Wednesday, November 05, 2008

The Man who Walks on his Head

Even though the year 1967, was dark and disastrous for Paul Celan, it was also a year of doing and creating, of writing and translating; it was a year of poetry that continued and built upon the "breathturn," which he demonstrated in his work produced in 1963 and 1964.

The year began with the publication of the French translation of the presentation he made in Darmstadt in October 1960, upon his receipt of the Georg Buchner Prize. The essay, entitled "The Meridian," is about art generally and poetry specifically. In the essay or speech, Celan writes, inter alia, that "a man who walks on his head, ladies and gentlemen, a man who walks on his head sees the sky below, as an abyss."

I postulate that much of Celan's poetry is about the vision of the abyss seen when we adjust our point of view.
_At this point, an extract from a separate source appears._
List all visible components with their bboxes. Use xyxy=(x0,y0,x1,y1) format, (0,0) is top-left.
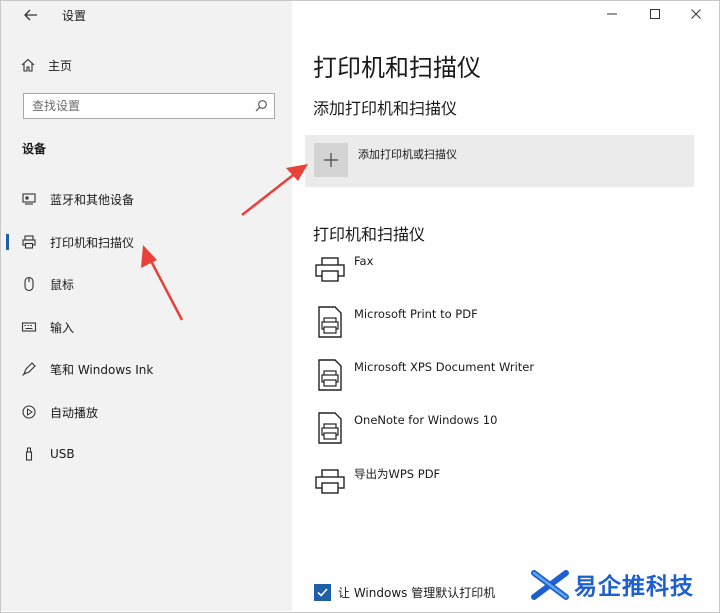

This adjustment can be drastic--for instance, when we stand on our head--or minor, when we turn our head and gaze out of the far corner of our eye. The change in perspective alters our view and refreshes our vision. This refreshment may be pleasing or shocking. It doesn't matter; it awakens the mind to the strangeness of the new and the different.

When something is new and different, the reader tends to concentrate. It is the concentration or attention that Celan believes the poem seeks. Quoting Kafka, he says: "attention is the natural prayer of the soul." Consequently, is he saying obliquely that poetry is soul-involving? Isn't it true that when soul is activated it grows, strengthens, and deepens. Poetry that arrests our attention, I postulate, deepens soul.

Celan's concept of arrest is described metaphorically as a "breathturn." He writes: "Who knows, perhaps poetry goes its way--the way of art--for the sake of just such a turn?"